De ces constats découlent deux conséquences. D'abord, au sujet de la mémoire du corps : il suffit de voir la diversité des réactions devant un handicap (rejet, déni, frustration, accommodement…) pour comprendre ici combien la véritable question ne tient pas tant dans l'existence même du handicap que dans le type de relation entretenu avec lui. La maladie s'impose comme un fait, reste à lui donner une signification humaine.
Ensuite, la mémoire du cœur et de l'esprit, autrement dit de l'engagement, oblige à poser la question du temps. Ou bien le temps n'est qu'une durée, une chronologie qui fuit de jour en jour et ne possède pas d'autre contenu que les évènements quotidiens, au cours desquels la personne cherche à rester la même en résistant à l'usure des ans ; ou bien le temps contient un acte d'existence par lequel la personne travaille à attester de son identité propre (" ipséité ", selon Ricoeur).Il est alors manifeste que le temps, comme l'espace, apporte un lieu à maîtriser et à habiter. La fidélité commence ainsi par un acte de refus, par une protestation. Elle récuse l'envahissement de la personne par les conditionnements impersonnels. Quand la sagesse grecque demandait : " Connais-toi toi-même " ce combat exige : " construis-toi toi-même ". L'inachèvement de la personne devient le lieu où elle accomplit son histoire. La pire infidélité constituerait à abdiquer de cet effort pour se soumettre tout entier aux contingences. La fidélité devient impossible quand on ne peut plus être soi-même. Elle réclame alors une révolte contre cette interdiction d'exister. C'est-à-dire, pour commencer, contre la prétention des conditionnements à imposer leur voie.

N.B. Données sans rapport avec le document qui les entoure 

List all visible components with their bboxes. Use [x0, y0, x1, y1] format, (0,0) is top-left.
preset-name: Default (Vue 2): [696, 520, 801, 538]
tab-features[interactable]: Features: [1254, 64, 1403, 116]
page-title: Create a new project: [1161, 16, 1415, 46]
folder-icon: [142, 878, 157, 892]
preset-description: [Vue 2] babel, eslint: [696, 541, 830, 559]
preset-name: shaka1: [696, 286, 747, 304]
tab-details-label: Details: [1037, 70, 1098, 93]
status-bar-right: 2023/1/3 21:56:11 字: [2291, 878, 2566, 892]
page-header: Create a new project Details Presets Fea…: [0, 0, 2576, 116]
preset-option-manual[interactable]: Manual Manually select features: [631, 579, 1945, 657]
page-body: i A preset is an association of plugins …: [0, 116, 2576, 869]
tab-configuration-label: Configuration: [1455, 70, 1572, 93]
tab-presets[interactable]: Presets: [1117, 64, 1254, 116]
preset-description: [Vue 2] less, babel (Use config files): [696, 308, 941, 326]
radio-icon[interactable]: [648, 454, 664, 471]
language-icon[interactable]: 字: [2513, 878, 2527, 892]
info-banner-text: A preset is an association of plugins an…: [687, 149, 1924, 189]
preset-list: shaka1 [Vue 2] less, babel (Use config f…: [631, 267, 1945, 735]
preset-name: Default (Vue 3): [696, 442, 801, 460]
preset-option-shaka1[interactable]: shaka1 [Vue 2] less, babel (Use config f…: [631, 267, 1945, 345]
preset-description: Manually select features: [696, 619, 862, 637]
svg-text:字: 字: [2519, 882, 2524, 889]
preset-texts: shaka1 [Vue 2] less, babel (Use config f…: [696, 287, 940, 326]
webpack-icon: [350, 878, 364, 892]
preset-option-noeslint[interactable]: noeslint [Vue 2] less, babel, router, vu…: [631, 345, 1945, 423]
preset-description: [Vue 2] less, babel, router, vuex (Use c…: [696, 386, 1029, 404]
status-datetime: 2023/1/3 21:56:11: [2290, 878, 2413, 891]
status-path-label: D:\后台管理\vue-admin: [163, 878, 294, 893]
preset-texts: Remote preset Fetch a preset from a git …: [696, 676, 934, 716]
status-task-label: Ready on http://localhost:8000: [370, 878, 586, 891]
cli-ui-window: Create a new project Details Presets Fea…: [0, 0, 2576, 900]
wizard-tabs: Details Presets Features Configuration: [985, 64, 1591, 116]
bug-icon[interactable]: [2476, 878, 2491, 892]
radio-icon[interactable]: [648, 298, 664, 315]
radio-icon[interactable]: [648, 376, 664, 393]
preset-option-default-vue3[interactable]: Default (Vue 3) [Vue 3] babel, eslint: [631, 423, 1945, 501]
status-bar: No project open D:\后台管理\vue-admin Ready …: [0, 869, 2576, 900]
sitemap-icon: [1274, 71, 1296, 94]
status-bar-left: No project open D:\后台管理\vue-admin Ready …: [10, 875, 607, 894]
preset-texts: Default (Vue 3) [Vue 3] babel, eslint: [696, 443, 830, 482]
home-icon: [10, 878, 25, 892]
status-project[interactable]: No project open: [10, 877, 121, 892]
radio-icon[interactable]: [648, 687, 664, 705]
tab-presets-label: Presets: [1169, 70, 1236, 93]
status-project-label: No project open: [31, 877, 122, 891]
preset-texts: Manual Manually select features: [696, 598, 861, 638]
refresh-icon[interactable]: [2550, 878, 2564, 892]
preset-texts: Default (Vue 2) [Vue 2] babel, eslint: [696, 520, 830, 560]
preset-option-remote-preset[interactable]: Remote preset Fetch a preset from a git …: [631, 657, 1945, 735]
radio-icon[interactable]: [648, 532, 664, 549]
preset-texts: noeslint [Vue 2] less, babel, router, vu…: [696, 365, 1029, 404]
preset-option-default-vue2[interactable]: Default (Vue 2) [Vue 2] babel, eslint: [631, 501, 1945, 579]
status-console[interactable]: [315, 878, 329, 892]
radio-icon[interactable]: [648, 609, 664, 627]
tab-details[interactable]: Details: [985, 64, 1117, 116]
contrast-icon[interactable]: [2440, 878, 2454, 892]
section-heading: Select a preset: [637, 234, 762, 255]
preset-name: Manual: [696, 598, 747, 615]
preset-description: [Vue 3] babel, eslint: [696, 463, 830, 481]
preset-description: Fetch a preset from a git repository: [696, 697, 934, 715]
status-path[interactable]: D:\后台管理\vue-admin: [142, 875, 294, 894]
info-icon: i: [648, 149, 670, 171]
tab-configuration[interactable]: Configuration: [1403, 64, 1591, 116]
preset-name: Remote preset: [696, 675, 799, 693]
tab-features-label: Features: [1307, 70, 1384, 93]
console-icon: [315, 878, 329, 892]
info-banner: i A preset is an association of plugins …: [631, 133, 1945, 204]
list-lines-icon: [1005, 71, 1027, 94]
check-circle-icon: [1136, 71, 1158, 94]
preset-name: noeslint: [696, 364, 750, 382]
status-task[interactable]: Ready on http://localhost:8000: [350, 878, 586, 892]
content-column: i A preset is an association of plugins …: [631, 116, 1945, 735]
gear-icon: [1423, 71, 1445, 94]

A ce titre, la fidélité se noue avec l'engagement premier à être soi. Elle oblige aux désillusions sur soi-même, sur les rêves et les représentations aliénantes. La fidélité libère : du plus profond du sujet, elle fait passer à une clarté sur soi, elle abat les fausses raisons pour que se lèvent, purifiées, d'autres raisons plus justes qui traduisent mieux l'exigence d'exister pour de bon. Seul le temps ressaisi par l'intérieur permet cet exode et cette construction. Ce n'est donc que progressivement que se révèlent les motifs de plus en plus vrais d'être fidèles. Si l'axe est donné à l'origine, la nature de cette origine ne se dévoile que progressivement. Là, agit une foi " en celui qui ne déçoit pas ", car il fait être. Sa vérité et sa fidélité coïncident, chez lui ! Mais nous avançons à tâtons, en sorte que c'est toujours l'autre qui me reconnaît comme fidèle. La fidélité est donc la réponse de l'autre à ce dépouillement où, pour être, il s'agit bien de co-exister.